The impetus behind the proposed amendment regarding multiple tips was the SEC’s September 2020 amendment of Rule 21F-3 to prevent multiple recoveries for the same tip when made to both the SEC and another enforcement authority. The amended Rule required the SEC to assess whether the misconduct had a more “direct or relevant” connection to the SEC’s program or another program. If the SEC determined the misconduct was most closely related to violations of federal securities law, the claimant would be required to waive his/her right to an award under the other applicable whistleblower program before receiving an award from the SEC. If a claimant had already received an award from another program, he/she could not receive an award from the SEC.
In its February 10th release, the SEC acknowledged whistleblowers could receive very different awards for the same information under different whistleblower regimes because the maximum awards available under some whistleblower programs are substantially lower than those available under the SEC program. To address the seeming unfairness presented by different programs, the SEC is seeking public comment as to three possible revisions to this rule. Under what the SEC calls the “Comparability Approach,” the SEC proposes that the bar on multiple recoveries does not apply if the other whistleblower program does not offer whistleblower rewards “comparable” to those offered by the SEC. The new amendment also proposes that if the maximum award the SEC could provide was $5 million or less, the SEC would not consider the other potential award program in its decision as to whether to grant an award.
As an alternative to the Comparability Approach, the SEC is also seeking comment on what it calls the “Whistleblower’s Choice Option.” Under this approach, a claimant could only receive one award, but the claimant, not the SEC, would choose under which program he/she would receive the award. The SEC is also seeking comment on two other alternatives, the “Offset Approach” and the “Topping-Off Approach.” Under the Offset Approach, the SEC would provide an award to a claimant who received an award under another whistleblower program, but in doing so would calculate what it thought was the appropriate award, and then reduce the amount paid out by whatever the claimant had received from the other program. Under the Topping-Off Approach, the SEC could choose to “enhance or ‘top off’” an award from another whistleblower program up to the maximum allowed under the SEC whistleblower program.
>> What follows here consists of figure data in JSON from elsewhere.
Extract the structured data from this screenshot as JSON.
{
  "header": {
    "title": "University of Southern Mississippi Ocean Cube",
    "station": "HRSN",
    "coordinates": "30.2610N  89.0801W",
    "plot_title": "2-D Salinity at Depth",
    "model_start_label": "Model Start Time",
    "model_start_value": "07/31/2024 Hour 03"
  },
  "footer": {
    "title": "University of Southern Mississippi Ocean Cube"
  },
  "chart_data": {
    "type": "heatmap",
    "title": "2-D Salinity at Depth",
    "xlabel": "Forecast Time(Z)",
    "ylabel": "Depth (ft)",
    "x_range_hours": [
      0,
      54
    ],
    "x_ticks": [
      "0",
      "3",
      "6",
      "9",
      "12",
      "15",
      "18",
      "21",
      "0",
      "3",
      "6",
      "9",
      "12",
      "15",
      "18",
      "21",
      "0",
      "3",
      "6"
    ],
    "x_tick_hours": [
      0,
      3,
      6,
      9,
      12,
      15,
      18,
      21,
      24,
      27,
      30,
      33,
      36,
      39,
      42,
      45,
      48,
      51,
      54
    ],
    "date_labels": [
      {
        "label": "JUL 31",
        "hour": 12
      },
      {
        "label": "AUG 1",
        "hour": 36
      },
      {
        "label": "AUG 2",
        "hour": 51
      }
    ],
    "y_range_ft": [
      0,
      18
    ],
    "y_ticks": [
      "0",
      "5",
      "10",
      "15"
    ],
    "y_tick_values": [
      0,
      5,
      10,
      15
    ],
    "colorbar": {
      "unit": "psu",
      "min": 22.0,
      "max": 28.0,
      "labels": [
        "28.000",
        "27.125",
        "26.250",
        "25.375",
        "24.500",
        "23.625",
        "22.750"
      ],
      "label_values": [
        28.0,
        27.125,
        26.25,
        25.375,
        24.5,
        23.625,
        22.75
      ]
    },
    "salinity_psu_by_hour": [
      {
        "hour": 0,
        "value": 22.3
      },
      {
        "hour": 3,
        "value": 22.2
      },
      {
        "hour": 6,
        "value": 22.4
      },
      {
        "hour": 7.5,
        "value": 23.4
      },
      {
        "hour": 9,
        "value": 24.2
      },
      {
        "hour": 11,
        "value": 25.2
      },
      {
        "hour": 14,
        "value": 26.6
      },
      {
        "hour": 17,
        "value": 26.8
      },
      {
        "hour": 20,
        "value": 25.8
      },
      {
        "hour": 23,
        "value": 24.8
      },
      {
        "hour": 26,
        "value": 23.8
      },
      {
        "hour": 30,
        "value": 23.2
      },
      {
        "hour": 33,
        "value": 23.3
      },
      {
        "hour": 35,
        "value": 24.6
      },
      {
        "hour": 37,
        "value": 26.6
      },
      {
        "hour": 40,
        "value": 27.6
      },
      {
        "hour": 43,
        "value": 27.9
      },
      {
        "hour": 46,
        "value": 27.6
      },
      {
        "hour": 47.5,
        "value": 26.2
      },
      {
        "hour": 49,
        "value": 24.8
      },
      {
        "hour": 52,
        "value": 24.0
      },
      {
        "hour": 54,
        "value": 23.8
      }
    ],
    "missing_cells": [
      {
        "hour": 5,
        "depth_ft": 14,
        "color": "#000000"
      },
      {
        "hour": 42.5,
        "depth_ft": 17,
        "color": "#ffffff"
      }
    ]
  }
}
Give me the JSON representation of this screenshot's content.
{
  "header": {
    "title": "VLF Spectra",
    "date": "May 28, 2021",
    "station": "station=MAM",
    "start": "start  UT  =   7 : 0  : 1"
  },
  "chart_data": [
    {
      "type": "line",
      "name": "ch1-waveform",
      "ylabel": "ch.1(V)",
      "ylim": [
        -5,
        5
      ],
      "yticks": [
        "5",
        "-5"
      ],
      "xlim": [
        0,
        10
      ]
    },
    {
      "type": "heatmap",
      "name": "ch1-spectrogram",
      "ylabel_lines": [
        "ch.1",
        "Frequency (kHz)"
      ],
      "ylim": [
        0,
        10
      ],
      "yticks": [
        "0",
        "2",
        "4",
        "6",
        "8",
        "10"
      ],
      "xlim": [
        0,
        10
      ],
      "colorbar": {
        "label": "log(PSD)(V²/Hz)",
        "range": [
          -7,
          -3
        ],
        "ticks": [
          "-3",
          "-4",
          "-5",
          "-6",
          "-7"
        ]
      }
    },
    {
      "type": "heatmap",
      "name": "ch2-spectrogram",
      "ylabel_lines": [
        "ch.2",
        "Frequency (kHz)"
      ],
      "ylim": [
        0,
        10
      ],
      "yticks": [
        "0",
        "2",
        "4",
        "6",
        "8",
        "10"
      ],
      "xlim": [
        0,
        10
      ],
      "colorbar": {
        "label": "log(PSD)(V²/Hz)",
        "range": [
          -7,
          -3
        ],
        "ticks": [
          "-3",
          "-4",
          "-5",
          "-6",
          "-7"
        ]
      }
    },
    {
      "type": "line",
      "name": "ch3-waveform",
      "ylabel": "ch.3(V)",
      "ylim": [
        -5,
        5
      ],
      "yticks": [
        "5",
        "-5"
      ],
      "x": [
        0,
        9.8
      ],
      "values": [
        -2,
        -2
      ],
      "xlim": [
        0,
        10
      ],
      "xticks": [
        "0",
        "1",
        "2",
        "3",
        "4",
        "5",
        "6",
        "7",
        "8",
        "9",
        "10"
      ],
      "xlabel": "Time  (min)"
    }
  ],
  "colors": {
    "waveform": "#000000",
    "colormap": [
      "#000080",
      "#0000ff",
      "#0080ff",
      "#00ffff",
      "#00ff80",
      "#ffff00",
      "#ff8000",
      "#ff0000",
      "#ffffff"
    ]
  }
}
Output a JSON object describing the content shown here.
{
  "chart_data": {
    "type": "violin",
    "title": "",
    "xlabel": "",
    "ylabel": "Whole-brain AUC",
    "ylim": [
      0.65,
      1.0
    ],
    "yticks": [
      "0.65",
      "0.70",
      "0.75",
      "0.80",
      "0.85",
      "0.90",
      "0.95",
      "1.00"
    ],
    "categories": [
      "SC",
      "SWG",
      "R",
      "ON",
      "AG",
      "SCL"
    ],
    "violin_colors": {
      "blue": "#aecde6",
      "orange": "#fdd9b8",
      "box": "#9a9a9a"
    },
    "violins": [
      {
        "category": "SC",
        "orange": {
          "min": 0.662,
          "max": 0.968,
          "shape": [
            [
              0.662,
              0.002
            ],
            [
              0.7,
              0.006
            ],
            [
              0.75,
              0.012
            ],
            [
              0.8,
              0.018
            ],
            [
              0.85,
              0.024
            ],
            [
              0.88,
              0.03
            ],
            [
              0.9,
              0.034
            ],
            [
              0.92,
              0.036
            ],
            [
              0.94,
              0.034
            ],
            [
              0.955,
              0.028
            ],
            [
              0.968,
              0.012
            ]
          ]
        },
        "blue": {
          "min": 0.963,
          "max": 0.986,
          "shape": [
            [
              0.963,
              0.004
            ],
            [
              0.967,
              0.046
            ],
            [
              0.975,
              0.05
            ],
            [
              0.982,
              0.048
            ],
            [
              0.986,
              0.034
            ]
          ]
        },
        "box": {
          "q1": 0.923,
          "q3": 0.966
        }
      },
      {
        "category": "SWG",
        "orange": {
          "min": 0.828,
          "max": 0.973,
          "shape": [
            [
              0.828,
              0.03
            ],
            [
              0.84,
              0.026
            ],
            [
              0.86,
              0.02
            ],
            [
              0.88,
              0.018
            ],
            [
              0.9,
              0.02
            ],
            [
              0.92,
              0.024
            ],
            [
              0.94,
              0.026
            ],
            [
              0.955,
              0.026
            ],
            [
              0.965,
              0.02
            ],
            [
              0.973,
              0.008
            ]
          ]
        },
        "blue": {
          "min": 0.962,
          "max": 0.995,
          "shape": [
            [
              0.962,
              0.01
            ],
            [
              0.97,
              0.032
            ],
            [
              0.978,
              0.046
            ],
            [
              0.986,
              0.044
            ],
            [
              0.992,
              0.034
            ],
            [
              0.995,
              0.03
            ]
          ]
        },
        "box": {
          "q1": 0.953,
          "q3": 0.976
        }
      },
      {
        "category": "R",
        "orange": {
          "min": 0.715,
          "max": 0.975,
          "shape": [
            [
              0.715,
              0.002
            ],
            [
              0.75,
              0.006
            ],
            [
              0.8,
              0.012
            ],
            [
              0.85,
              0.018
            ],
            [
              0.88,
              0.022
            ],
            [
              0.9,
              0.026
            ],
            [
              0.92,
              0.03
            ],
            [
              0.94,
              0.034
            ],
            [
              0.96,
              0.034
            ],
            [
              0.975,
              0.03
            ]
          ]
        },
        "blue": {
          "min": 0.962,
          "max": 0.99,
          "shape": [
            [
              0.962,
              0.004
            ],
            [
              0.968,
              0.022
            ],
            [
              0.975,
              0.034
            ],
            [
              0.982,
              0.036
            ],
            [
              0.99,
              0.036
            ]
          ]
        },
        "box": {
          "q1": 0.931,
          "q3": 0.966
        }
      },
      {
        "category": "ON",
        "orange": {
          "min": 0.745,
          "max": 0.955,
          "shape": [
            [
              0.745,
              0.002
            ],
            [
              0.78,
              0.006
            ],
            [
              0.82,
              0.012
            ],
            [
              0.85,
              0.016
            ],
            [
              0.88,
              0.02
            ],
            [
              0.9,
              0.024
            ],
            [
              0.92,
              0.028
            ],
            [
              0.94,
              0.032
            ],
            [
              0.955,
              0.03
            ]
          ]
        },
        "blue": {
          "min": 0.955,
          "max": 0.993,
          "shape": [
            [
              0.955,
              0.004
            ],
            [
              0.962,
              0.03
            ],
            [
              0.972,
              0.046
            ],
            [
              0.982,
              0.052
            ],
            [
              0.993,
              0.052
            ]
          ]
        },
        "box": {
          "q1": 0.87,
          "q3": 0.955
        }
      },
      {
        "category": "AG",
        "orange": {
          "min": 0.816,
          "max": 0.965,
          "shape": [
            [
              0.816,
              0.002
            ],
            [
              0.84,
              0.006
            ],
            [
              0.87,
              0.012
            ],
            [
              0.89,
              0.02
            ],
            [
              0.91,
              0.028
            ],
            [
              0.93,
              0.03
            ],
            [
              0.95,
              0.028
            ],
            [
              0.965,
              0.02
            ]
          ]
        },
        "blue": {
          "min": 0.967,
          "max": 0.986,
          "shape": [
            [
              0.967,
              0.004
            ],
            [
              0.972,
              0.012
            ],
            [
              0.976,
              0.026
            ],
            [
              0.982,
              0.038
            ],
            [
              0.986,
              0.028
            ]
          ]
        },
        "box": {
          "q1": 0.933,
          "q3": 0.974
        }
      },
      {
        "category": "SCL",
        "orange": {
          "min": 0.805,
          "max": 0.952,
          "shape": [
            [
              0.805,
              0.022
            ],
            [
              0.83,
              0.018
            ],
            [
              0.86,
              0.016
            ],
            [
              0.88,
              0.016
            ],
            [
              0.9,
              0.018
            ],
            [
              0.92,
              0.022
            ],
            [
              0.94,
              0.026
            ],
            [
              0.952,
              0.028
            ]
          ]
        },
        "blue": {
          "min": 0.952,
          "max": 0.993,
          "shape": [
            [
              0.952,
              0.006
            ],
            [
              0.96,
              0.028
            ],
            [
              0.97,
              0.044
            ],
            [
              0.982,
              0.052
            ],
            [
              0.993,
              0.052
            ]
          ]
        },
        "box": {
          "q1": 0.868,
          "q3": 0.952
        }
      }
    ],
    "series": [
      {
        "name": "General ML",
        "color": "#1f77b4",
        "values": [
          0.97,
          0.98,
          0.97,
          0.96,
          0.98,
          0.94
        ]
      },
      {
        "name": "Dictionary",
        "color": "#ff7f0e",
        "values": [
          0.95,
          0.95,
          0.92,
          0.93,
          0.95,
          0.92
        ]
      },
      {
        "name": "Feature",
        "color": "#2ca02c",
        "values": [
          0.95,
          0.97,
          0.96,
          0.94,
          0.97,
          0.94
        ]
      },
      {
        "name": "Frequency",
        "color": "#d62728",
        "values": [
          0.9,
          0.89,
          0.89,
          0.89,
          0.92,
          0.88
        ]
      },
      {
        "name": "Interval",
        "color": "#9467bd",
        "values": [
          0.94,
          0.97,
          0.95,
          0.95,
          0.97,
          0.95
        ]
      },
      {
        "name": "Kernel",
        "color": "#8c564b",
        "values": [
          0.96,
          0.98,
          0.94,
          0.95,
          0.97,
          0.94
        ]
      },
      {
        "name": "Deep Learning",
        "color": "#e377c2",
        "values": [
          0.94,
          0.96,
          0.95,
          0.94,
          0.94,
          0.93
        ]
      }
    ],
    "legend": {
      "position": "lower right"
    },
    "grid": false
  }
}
The SEC’s second proposed change would amend Rule 21F-6 to provide the SEC with the authority to consider the dollar amount of a potential award for the limited purpose of increasing a whistleblower’s award amount. Under current rules, the SEC may consider the dollar amount of a proposed award in order to raise or lower the award.
In addition to the above changes, the SEC proposed “minor modifications” to Rules 21F-10 and 21F-11 so that those rules would “conform to the proposed changes” to Rules 21F-3 and 21F-6. In the same release, the SEC also proposed correcting two scrivener’s errors, one in Rule 21F-4 and one in Rule 21F-8. Rule 21F-4 contains definitions of certain terms used in the whistleblower rules. Rule 21F-8 discusses eligibility for whistleblower awards.
All of the proposed changes to the rules are open for public comment through April 11, 2022.